Comparison of mean tracking error versus different reverberation time \(T_{60}\). a Power drill is present at SIR \(=\) 0 dB. b Telephone ring is present at SIR \(= -5\) dB

Fig. 3.12
figure 12

Integration setup with the social robot system

Figure 3.11 shows the performance of both algorithms under different reverberation conditions. Figure 3.11a shows the results when power drill is present at an SIR \(=\) 0 dB. The SRP-PHAT tracking method, indicated by the dashed line, results in consistently high tracking errors of more than \(1\,\mathrm {m}\). The SRP-MBE tracking method, shown by the solid line, results in errors of less than \(0.3\,\mathrm {m}\) when \(T_{60}\) is below \(0.35\,\mathrm {s}\). However, the performance deteriorates rather significantly when \(T_{60}\) is beyond \(0.4\,\mathrm {s}\). A similar conclusion can be drawn from Fig. 3.11b where the telephone ring is present at SIR \(= -5\) dB. The SRP-PHAT tracking method consistently results in high tracking errors of more than \(0.5\,\mathrm {m}\), while the SRP-MBE deteriorates when \(T_{60}\) is higher than \(0.3\,\mathrm {s}\).

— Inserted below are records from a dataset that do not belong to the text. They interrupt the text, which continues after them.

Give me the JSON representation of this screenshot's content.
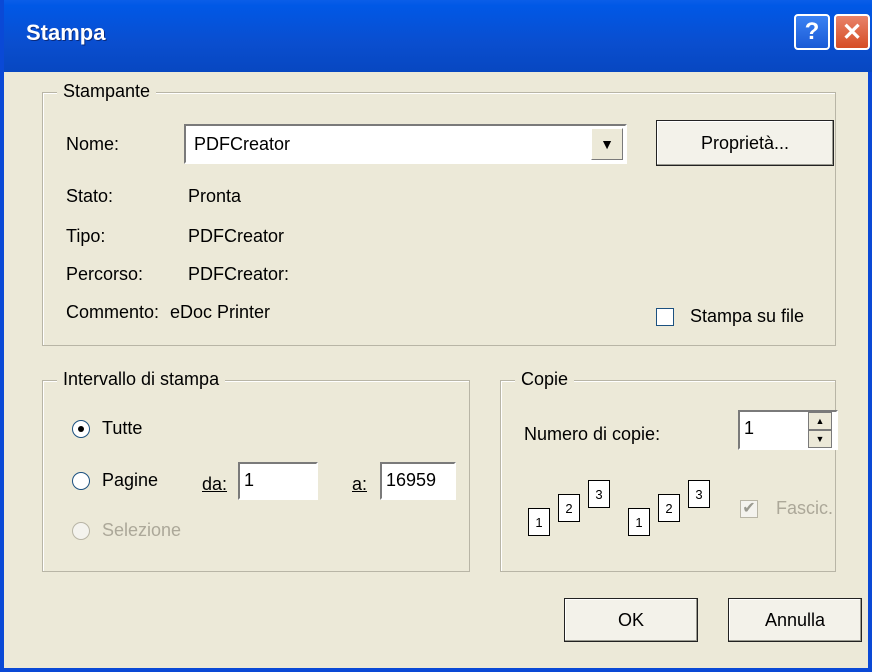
{
  "window": {
    "title": "Stampa",
    "help_glyph": "?",
    "close_glyph": "✕"
  },
  "printer": {
    "group_title": "Stampante",
    "name_label": "Nome:",
    "name_value": "PDFCreator",
    "properties_button": "Proprietà...",
    "status_label": "Stato:",
    "status_value": "Pronta",
    "type_label": "Tipo:",
    "type_value": "PDFCreator",
    "path_label": "Percorso:",
    "path_value": "PDFCreator:",
    "comment_label": "Commento:",
    "comment_value": "eDoc Printer",
    "print_to_file_label": "Stampa su file",
    "print_to_file_checked": false
  },
  "range": {
    "group_title": "Intervallo di stampa",
    "all_label": "Tutte",
    "all_selected": true,
    "pages_label": "Pagine",
    "from_label": "da:",
    "from_value": "1",
    "to_label": "a:",
    "to_value": "16959",
    "selection_label": "Selezione"
  },
  "copies": {
    "group_title": "Copie",
    "number_label": "Numero di copie:",
    "number_value": "1",
    "collate_label": "Fascic.",
    "collate_checked": true,
    "collate_check_glyph": "✔",
    "page_numbers": [
      "1",
      "2",
      "3"
    ]
  },
  "buttons": {
    "ok": "OK",
    "cancel": "Annulla"
  }
}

4 Integration with Social Robot

Sound source localization and tracking have been investigated in the previous sections. In this section, we describe a system where the SSLT module has been integrated to the social robot and to the virtual human. Figure 3.12 shows the demo setup of a social robot system in the BeingThere Center, Nanyang Technological University. Microphones are employed linearly with known positions. The SSLT module estimates the position of a speaker within the room and delivers the position information through I2P connections to the server. The other modules (e.g., the head controller module) would therefore have access to the sound position information. Either the virtual human or the social robot is able to turn its head to a person who is speaking in the room. By focusing on the speaker, the interaction between robot and users is improved. The sound position information can also be combined with the face detection module, which allows the robot to be aware of all the users while focusing on the active speaking person.

5 Future Avenues

This research focuses on SSLT problems in the meeting room environment and will continue to be the research focus in the near future. The following are some of the possible suggestions for future research:

  1. 1.

    Improving the performance of SRP-MBE in the reverberant environment. The performance of the proposed SRP-MBE tracking algorithm degrades when reverberation time increases. This is due to the fact that the harmonic bands are disturbed by a high amount of reverberation. The issue of how to recover or extract the time delay information from the degraded harmonic bands certainly requires future investigation.

  2. 2.

    Tracking time-varying number of sources. In recent years, tracking time-varying number of sources has gained much interest in the research community [14, 28, 30]. In a typical environment, there might be multiple speakers speaking at the same time, which results in speech signals overlapping. In addition, some speakers may become quiet after talking for a while. This practical situation requires an advanced probabilistic model such as random finite set [28, 36] to be incorporated in the particle filter framework to achieve multiple speaker tracking. In addition, it requires a mechanism to detect and initialize a newborn target and remove certain inactive targets from the state at a certain time instant [14].

6 Conclusions

In this chapter, we first reviewed the SSLT problem in a meeting room environment for teleconference purposes. The challenges include room reverberation, background noise, and sound interference. After reviewing some of the existing methods, a proposed SSLT framework was discussed for tracking a speech source in the presence of sound interference. This method is capable of estimating the speech harmonic bands for localizing and tracking. By only emphasizing the harmonic bands, better speech-sensitive measurement likelihood can be achieved resulting in better weight update for the particles. Simulation results show that the proposed method can achieve lower tracking error than the conventional SRP-PHAT method in the presence of multiple interferers.